L’ARBITRAGGIO – Ho ventidue anni e ho sempre amato il calcio, fin da quando mio papà invece di farmi giocare con le bambole mi mostrava le partite in tv. Nel 2010 sono diventata un arbitro dopo aver superato un esame impegnativo, che comprendeva un test atletico e dei test basati sul regolamento, cosa essenziale da sapere per arbitrare al meglio una partita (e anche per commentarla, volendo). Le regole del calcio non sono semplici da imparare, eppure io e le altre, come i miei colleghi uomini, le sappiamo a memoria e le applichiamo ogni weekend nei campi di provincia, cercando di eseguire al meglio il nostro dovere.

GLI OSTACOLI “ROSA” – Ciò che succede però quando una donna arbitro va a dirigere una partita ha dell’incredibile: nel 2016 ancora questo ruolo è guardato con sospetto da tutti i tifosi, tanto che le ragazze devono avere a che fare non solo con gli insulti che vengono riservati a tutti gli arbitri indipendentemente dal sesso, ma anche con quelli riservati solo alle quote rosa.

“Vai a cucinare”, “vai a lavare i piatti”, “vai a fare la ballerina invece di arbitrare” e molte altre frasi si sentono spesso dire soprattutto nei campi di provincia, dove gli spettatori non sono tantissimi e il rumore dei cori non supera quello dei singoli tifosi. Non parliamo poi delle risate e dei commenti dei dirigenti quando vedono arrivare una donna e la accolgono, cosa che però non ci demoralizza e ci fa andare avanti a testa alta: è sempre bello smentire i pregiudizi sul campo e ricevere i complimenti dagli stessi a fine gara.

L’ESEMPIO – L’aneddoto divertente e formativo che riporto è quello di una donna arbitro tedesca, che, dopo essere stata insultata da un giocatore durante una partita di seconda divisione, lo ha espulso e come punizione lo ha costretto con la collaborazione degli organi superiori ad arbitrare una partita femminile con lo scopo di rendersi conto della difficoltà del compito e per avere un’immagine diversa della donna in ambito calcistico.

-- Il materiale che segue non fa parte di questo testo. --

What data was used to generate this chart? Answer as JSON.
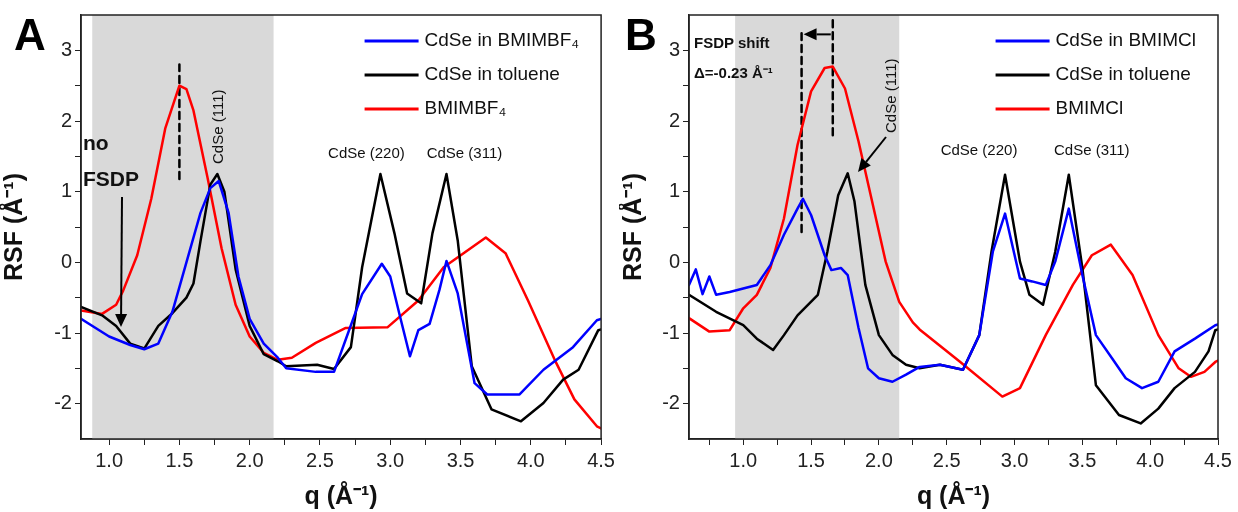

L’arbitraggio forma il carattere e ci fa crescere nonostante gli ostacoli e i pregiudizi, ed è per questo che sarebbe bello se gli arbitri donna fossero rivalutati e avessero la possibilità di dirigere gare anche nella massima serie italiana: il mio sogno rimane ancora quello di vedere una donna arbitrare il derby di Milano davanti ad un pubblico che non giudica e si gode solamente lo spettacolo.